Mas isso não é importante. O que conta para nossa história é que o Pastor está tentando convencer X-8 a tratar de graça algumas palavras que ali estão.
Mas neste momento o detetive não está em sua melhor forma. Ele apresenta importante grau de distensão abdominal, resultado de certas indulgências a que ele se entregou na Pizzaria do Porco, pouco antes.
A incômoda situação pede que ele se retire logo para o seu apartamento/escritório, onde ele tem remédios para estas situações que ele jura, de cada vez, que não ocorrerão mais. Mas, embora ele seja tão especial, ainda é humano, a carne é fraca, seu estômago é delicado e a higiene da cozinha da Pizzaria do Porco é deficiente.
Ora, direis, o que faz então o nosso personagem a trabalhar em más condições de saúde? Ele não teve escolha; no caminho de volta entra a janta e sua residência, foi gentilmente levado pelo braço ao Asilo que brilhava ao luar, num desvio curto.
A pessoa que o convenceu de modo tão definitivo foi Monkenstrausen, o Auxiliar de Serviços Gerais e Pau-Para-Toda-Obra do Asilo das Palavras. Era um sujeito enorme com uma cabeça minúscula. Ainda assim, sobrava espaço nesta para guardar nesta o que se poderia chamar de inteligência.
Seu argumento irretorquível foi pagar o detetive pelo braço com a força de um rinoceronte no cio e o levar, dizendo: – “O senhor vem”.
O que não era um pedido, nem sequer uma ordem. Era uma constatação, a simples previsão do futuro imediato.
No Asilo, X-8 foi colocado em contato com o Pastor Ataliba; ouviu-o com a possível paciência e pediu para ver logo a palavra que requeria seus cuidados.
Contente, Ataliba pediu para que Monkenstrausen e Marly, a enfermeira redondinha que tomava conta das palavras quando não estava fazendo as unhas, levassem o famoso detetive ao quarto da palavra em crise.
Depois de andarem pelos labirínticos corredores com piso de madeira estalante, chegaram a um quarto onde, numa cadeira de palhinha igual à que van Gogh pintou naquele famoso quadro, estava sentada uma palavra que se balançava, olhos perdidos no vazio interior, obviamente em grande sofrimento mental.
Isso fez o profissional dentro de X-8 sobressair.
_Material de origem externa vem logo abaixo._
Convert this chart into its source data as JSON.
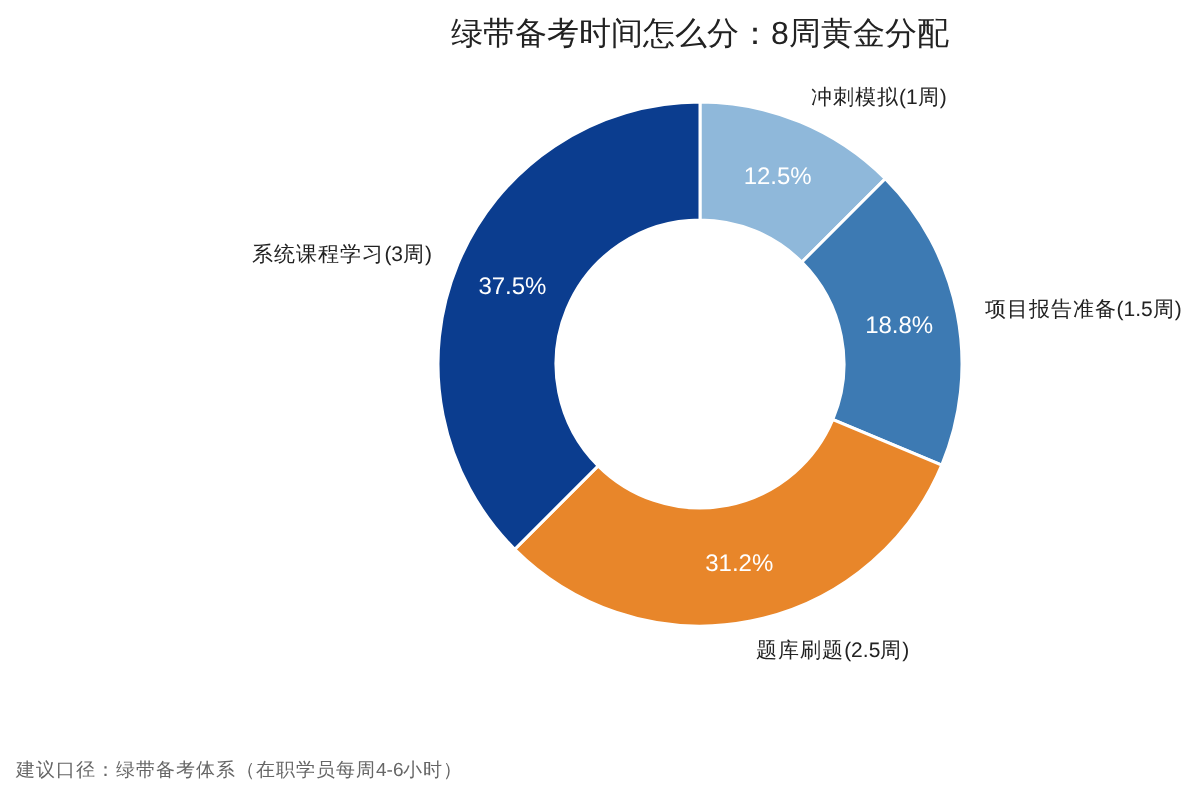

Esqueceu-se do seu mal-estar, sentou-se na outra cadeira e ficou observando os gestos e a fala da pobre palavra. Naquele momento, ela dizia, em voz estrangulada:
– Trêfego, o pícaro prosélito, pálido, lívido, esquálido, na América, à romântica ópera, rápido e trêmulo, viu o ótimo cálice argênteo com esplêndida pátina e líquido tépido. De súbito, rápido, usou péssima característica, ínfimo cálculo, cômputo esdrúxulo, estúpida e rígida…
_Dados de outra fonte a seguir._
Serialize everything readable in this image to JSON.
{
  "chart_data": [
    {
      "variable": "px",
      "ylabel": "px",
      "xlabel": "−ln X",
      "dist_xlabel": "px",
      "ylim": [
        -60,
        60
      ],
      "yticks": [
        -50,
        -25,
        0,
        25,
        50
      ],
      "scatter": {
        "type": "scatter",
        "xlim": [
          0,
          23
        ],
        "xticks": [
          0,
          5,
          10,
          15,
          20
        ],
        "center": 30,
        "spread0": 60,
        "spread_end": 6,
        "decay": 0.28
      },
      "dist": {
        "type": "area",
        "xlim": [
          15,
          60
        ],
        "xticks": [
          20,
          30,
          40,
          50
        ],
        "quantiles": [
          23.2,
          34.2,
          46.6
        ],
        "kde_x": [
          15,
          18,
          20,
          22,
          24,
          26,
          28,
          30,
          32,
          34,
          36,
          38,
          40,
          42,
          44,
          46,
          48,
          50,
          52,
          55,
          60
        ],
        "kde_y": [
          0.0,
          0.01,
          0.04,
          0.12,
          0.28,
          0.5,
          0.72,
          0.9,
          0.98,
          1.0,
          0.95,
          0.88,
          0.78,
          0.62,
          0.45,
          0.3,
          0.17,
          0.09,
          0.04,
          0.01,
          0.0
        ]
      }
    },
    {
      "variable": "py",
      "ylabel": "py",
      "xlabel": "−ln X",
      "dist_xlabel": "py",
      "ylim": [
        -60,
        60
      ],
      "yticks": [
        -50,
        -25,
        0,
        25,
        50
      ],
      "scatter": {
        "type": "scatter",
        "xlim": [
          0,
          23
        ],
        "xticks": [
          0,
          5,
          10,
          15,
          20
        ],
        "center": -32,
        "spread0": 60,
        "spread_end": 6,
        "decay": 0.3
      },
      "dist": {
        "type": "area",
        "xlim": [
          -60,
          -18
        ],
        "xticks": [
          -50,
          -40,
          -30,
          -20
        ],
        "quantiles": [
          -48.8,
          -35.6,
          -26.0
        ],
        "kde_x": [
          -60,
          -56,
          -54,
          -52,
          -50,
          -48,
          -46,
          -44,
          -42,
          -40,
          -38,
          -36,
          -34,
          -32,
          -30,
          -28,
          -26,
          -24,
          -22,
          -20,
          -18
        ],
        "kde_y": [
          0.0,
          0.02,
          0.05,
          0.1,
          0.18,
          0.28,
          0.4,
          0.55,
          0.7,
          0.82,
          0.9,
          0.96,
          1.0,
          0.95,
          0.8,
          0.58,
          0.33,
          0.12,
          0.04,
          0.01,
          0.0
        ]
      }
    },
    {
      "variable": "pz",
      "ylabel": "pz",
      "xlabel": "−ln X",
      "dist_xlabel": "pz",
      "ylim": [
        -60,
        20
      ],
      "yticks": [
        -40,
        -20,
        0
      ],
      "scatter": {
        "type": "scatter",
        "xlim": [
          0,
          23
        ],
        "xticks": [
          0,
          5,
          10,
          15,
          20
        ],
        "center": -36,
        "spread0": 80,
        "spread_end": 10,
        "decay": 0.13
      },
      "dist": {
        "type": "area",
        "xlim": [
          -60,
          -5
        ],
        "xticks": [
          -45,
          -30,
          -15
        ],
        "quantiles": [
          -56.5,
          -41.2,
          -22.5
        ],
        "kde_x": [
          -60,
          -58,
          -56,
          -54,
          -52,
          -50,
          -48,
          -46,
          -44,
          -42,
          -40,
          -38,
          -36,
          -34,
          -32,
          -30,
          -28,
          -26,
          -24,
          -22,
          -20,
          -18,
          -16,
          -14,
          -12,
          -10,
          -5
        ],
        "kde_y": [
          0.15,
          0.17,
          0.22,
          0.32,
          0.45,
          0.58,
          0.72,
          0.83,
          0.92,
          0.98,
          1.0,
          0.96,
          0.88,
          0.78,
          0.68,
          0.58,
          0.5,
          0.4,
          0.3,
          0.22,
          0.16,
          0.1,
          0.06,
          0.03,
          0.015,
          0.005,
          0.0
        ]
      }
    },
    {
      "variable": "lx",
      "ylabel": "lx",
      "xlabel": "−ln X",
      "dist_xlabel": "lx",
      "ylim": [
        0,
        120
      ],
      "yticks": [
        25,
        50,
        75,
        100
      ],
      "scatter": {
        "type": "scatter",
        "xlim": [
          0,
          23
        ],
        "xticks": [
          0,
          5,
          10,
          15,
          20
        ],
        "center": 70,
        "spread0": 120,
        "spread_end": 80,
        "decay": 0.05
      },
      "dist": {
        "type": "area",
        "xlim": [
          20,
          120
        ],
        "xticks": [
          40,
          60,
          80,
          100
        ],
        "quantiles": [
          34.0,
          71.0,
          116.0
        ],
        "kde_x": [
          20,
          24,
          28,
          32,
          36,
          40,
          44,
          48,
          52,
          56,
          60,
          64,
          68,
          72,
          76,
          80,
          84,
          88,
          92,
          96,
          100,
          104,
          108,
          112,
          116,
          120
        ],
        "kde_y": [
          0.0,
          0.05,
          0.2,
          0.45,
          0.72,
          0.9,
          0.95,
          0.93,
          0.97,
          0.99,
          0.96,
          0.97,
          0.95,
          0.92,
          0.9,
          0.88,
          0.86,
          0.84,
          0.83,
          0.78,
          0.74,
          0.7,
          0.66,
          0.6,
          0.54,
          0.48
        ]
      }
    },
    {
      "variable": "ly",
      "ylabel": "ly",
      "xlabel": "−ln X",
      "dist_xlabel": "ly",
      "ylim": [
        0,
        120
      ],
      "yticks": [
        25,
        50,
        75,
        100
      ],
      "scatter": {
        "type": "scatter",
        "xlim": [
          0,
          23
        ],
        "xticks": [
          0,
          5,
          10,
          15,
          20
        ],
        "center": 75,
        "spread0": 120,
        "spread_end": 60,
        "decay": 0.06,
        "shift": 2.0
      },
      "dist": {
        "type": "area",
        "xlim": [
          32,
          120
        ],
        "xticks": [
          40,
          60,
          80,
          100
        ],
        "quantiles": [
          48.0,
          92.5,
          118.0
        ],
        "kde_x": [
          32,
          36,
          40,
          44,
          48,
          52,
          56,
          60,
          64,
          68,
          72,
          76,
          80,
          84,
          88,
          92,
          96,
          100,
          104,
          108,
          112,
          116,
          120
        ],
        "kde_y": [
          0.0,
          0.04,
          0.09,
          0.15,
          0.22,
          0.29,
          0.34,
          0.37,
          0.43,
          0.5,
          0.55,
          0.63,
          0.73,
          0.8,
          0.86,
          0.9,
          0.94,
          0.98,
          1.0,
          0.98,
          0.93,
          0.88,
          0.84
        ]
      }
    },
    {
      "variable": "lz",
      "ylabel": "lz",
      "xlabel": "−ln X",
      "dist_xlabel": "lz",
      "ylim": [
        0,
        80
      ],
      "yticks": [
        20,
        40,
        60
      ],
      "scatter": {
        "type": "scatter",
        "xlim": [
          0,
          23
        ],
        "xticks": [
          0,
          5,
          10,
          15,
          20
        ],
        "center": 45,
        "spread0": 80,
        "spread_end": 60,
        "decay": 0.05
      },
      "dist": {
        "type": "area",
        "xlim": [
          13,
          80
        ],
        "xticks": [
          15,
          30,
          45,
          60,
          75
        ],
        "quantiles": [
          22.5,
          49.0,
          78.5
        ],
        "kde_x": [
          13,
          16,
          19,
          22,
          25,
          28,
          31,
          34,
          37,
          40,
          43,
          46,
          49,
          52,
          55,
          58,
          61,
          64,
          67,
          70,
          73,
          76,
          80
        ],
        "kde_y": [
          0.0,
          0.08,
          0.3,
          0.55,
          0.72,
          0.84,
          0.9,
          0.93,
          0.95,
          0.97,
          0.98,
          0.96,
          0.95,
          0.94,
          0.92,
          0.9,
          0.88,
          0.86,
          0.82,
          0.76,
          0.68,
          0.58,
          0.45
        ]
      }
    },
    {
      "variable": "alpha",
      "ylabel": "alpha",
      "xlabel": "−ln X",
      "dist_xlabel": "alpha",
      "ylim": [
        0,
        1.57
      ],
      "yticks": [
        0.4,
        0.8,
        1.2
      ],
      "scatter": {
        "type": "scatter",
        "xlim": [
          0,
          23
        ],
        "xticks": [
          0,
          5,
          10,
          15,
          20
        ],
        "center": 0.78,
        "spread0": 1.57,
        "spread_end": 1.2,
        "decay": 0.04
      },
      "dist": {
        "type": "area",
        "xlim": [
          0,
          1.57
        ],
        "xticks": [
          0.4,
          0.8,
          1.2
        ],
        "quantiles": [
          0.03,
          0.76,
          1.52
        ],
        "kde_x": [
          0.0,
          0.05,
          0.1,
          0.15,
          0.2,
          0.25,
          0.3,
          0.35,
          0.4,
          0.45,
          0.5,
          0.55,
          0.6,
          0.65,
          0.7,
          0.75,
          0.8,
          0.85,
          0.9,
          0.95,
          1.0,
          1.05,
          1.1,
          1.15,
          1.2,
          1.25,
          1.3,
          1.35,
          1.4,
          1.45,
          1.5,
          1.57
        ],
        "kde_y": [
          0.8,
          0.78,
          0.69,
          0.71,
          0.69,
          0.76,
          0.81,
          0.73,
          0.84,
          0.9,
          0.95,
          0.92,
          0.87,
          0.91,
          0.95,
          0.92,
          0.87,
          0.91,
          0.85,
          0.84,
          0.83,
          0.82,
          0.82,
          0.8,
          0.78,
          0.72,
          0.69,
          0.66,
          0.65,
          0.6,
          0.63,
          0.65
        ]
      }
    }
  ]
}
– Com isso basta – disse o profícuo profissional.
Voltou-se para Marly, que como sempre cuidava das unhas e para Monkenstrausen, que como sempre não estava entendendo nada:
– Este é mais um caso da Síndrome de Si Mesmo, que tem acometido cada vez mais as palavras em nosso mundo moderno, tão cheio de tensões. Elas acabam entrando como que em curto-circuito e perdem a sua capacidade funcional, sempre com perda de memória e alguns outros sintomas. Felizmente isso é reversível com um pequeno tratamento de choque – voltou-se para a palavra balbuciante e falou com voz firme e pausada:
– Olá, Proparoxítono. Sei que este é o seu nome porque você estava usando em sua conversa predominantemente palavras deste tipo. Lembra-se agora de quem você é? Seu nome foi criado a partir do Grego pro-, “antes de”, mais para-, “além de”, mais oxytonos, “som agudo, estridente”, que em Gramática se aplicou ao acento colocado na última sílaba. Percebeu?
A palavra olhou ao redor com espanto e perguntou o que estava fazendo ali.
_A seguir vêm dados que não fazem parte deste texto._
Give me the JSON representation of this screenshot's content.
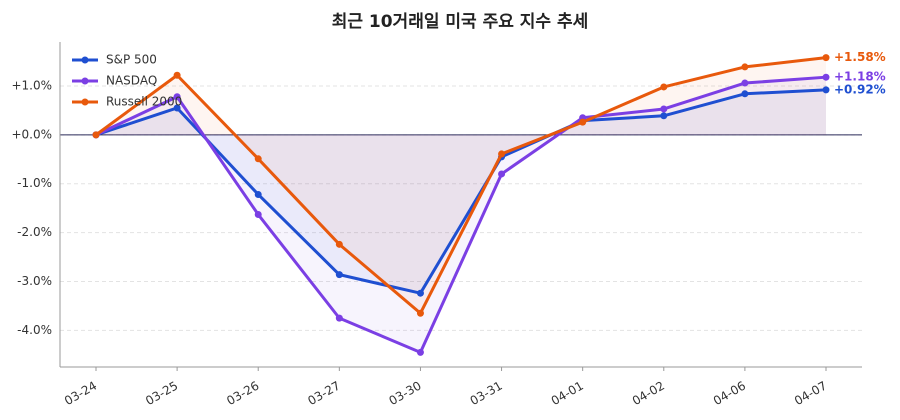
{
  "chart_data": {
    "type": "line",
    "title": "최근 10거래일 미국 주요 지수 추세",
    "categories": [
      "03-24",
      "03-25",
      "03-26",
      "03-27",
      "03-30",
      "03-31",
      "04-01",
      "04-02",
      "04-06",
      "04-07"
    ],
    "series": [
      {
        "name": "S&P 500",
        "color": "#1f4fd1",
        "values": [
          0,
          0.55,
          -1.22,
          -2.86,
          -3.24,
          -0.45,
          0.29,
          0.39,
          0.84,
          0.92
        ],
        "value_labels": [
          null,
          null,
          null,
          null,
          null,
          null,
          null,
          null,
          null,
          "+0.92%"
        ]
      },
      {
        "name": "NASDAQ",
        "color": "#7b3fe4",
        "values": [
          0,
          0.78,
          -1.63,
          -3.75,
          -4.45,
          -0.8,
          0.35,
          0.53,
          1.06,
          1.18
        ],
        "value_labels": [
          null,
          null,
          null,
          null,
          null,
          null,
          null,
          null,
          null,
          "+1.18%"
        ]
      },
      {
        "name": "Russell 2000",
        "color": "#e8590c",
        "values": [
          0,
          1.22,
          -0.49,
          -2.24,
          -3.65,
          -0.39,
          0.26,
          0.98,
          1.39,
          1.58
        ],
        "value_labels": [
          null,
          null,
          null,
          null,
          null,
          null,
          null,
          null,
          null,
          "+1.58%"
        ]
      }
    ],
    "ylim": [
      -4.75,
      1.9
    ],
    "yticks": [
      {
        "value": 1,
        "label": "+1.0%"
      },
      {
        "value": 0,
        "label": "+0.0%"
      },
      {
        "value": -1,
        "label": "-1.0%"
      },
      {
        "value": -2,
        "label": "-2.0%"
      },
      {
        "value": -3,
        "label": "-3.0%"
      },
      {
        "value": -4,
        "label": "-4.0%"
      }
    ],
    "grid": true,
    "legend": "upper-left"
  }
}
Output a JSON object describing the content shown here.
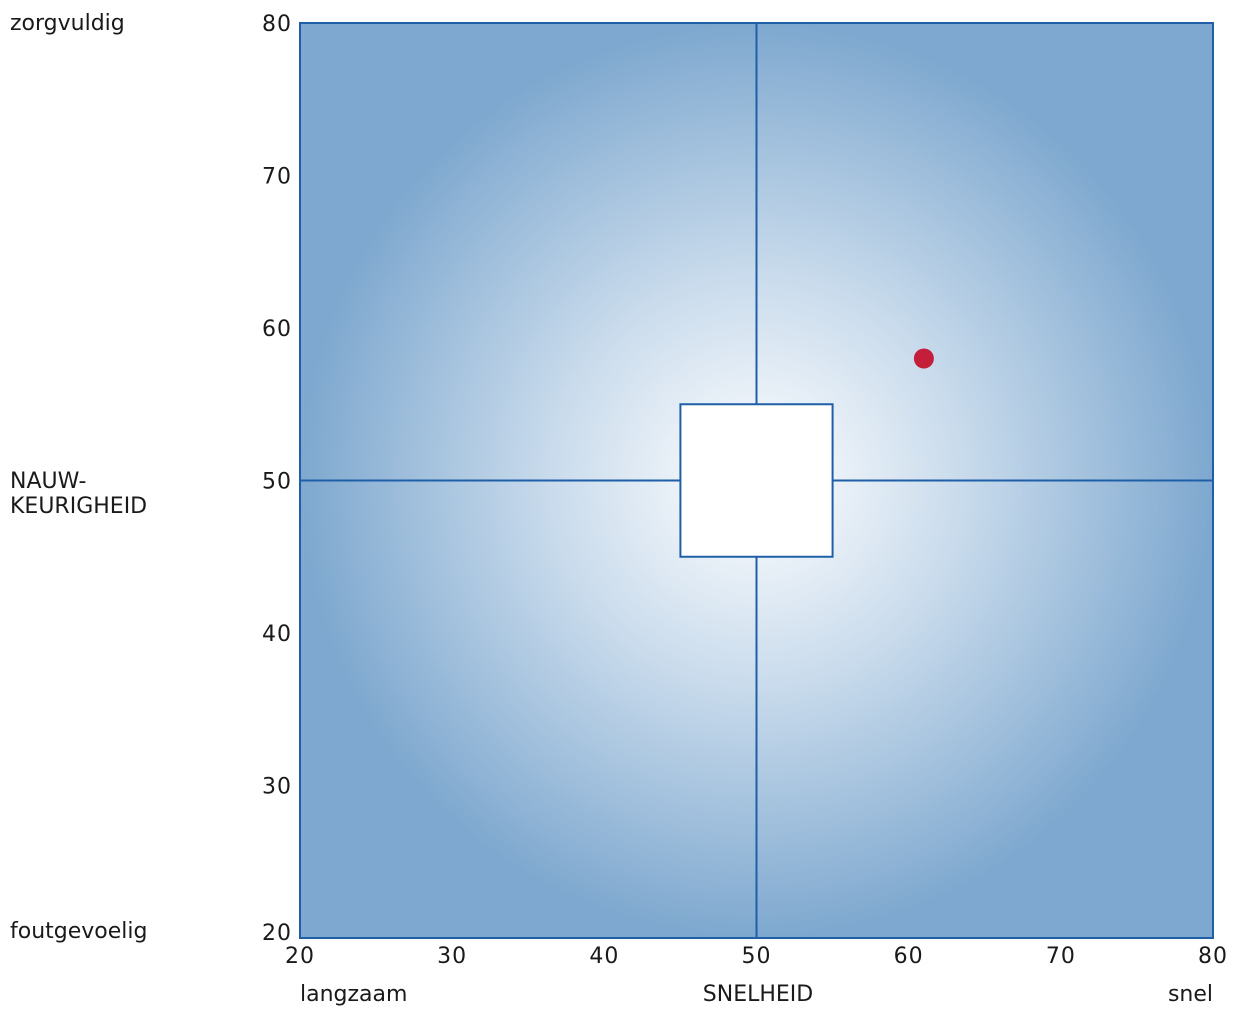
{
  "chart_data": {
    "type": "scatter",
    "title": "",
    "xlabel": "SNELHEID",
    "ylabel_lines": [
      "NAUW-",
      "KEURIGHEID"
    ],
    "xlim": [
      20,
      80
    ],
    "ylim": [
      20,
      80
    ],
    "x_ticks": [
      20,
      30,
      40,
      50,
      60,
      70,
      80
    ],
    "y_ticks": [
      20,
      30,
      40,
      50,
      60,
      70,
      80
    ],
    "x_low_label": "langzaam",
    "x_high_label": "snel",
    "y_high_label": "zorgvuldig",
    "y_low_label": "foutgevoelig",
    "grid": false,
    "crosshair": {
      "x": 50,
      "y": 50
    },
    "center_box": {
      "x_min": 45,
      "x_max": 55,
      "y_min": 45,
      "y_max": 55
    },
    "points": [
      {
        "x": 61,
        "y": 58
      }
    ],
    "colors": {
      "background_center": "#ffffff",
      "background_edge": "#7ea8cf",
      "lines": "#1f5fa8",
      "point": "#c41e3a",
      "box_fill": "#ffffff"
    }
  }
}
X-8 deixou-a aos cuidados dos bravos funcionários e saiu apressado para casa. Já que não havia lucrado nada com aquele caso, pensava em elaborar um trabalho intitulado “Terapia de Pequeno Choque para Casos de Síndrome de Si Mesmo Não-Complicados: Uma Experiência Pessoal” e apresentá-lo no próximo Congresso de Detetivismo Etimológico.